The study is the first of its kind to “quantitatively verify” if wearing a mask while having closer than six-feet interactions with others is safe.
According to one source, “Studies have shown that the average infection threshold for COVID-19 is 1,000 virus particles, inhaled either all at once or on separate occasions,” while a single sneeze has the ability to carry up to two million virus particles.

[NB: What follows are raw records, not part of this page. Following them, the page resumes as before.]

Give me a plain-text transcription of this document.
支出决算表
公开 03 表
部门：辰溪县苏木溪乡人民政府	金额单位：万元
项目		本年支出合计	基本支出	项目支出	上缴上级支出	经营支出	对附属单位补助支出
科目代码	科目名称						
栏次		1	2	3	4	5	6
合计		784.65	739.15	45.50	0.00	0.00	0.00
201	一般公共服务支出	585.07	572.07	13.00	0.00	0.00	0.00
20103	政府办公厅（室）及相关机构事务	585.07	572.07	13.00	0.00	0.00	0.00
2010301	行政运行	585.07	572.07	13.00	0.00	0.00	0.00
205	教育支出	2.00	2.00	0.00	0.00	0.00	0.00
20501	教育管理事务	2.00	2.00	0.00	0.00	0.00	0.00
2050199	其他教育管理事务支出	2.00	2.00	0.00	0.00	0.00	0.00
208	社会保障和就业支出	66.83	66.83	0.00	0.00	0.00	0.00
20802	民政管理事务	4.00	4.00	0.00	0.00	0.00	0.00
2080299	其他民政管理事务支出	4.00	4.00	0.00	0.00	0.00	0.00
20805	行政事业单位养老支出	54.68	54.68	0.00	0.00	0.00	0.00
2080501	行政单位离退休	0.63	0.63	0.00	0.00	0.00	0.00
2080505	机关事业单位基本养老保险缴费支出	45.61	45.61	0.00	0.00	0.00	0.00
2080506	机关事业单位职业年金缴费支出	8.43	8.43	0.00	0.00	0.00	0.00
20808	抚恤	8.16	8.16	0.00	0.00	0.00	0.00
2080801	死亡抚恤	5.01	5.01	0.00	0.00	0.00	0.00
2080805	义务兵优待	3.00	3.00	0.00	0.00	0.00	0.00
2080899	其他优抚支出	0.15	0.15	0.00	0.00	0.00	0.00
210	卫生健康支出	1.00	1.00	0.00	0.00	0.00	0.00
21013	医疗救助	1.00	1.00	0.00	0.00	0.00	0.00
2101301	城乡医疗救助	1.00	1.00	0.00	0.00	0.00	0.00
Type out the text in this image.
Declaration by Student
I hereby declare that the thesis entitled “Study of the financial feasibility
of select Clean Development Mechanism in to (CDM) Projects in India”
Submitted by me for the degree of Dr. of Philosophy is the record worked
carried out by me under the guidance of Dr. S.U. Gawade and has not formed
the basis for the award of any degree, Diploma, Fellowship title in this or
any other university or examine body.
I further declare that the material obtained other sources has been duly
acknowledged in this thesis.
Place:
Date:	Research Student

Therefore, “the cloth mask let through more than 1,000 sneeze droplets, each of which could have millions of virus particles.”
Findings from the study concluded that while all masks blocked approximately 95% of droplets originating from coughs and sneezes, a risk still remained of the virus being passed on. However, “[if] the relevant social distancing guidelines are compromised,” then “foreign airborne sneeze and cough droplets could pass through all the masks tested.”
“When the leakage percentages of these airborne droplets were expressed in terms of the number of virus particles, it was found that masks would not offer complete protection to a susceptible person from a viral infection in close (e.g., <6 ft) face-to-face or frontal human interactions,” says the study.
The researchers give multiple suggestions for avoiding the spread of the mostly non-deadly virus, including “wearing multiple layers of masks could offer increased protection,” using wet or N-95 masks, “or turning the face away from the sneeze or cough.”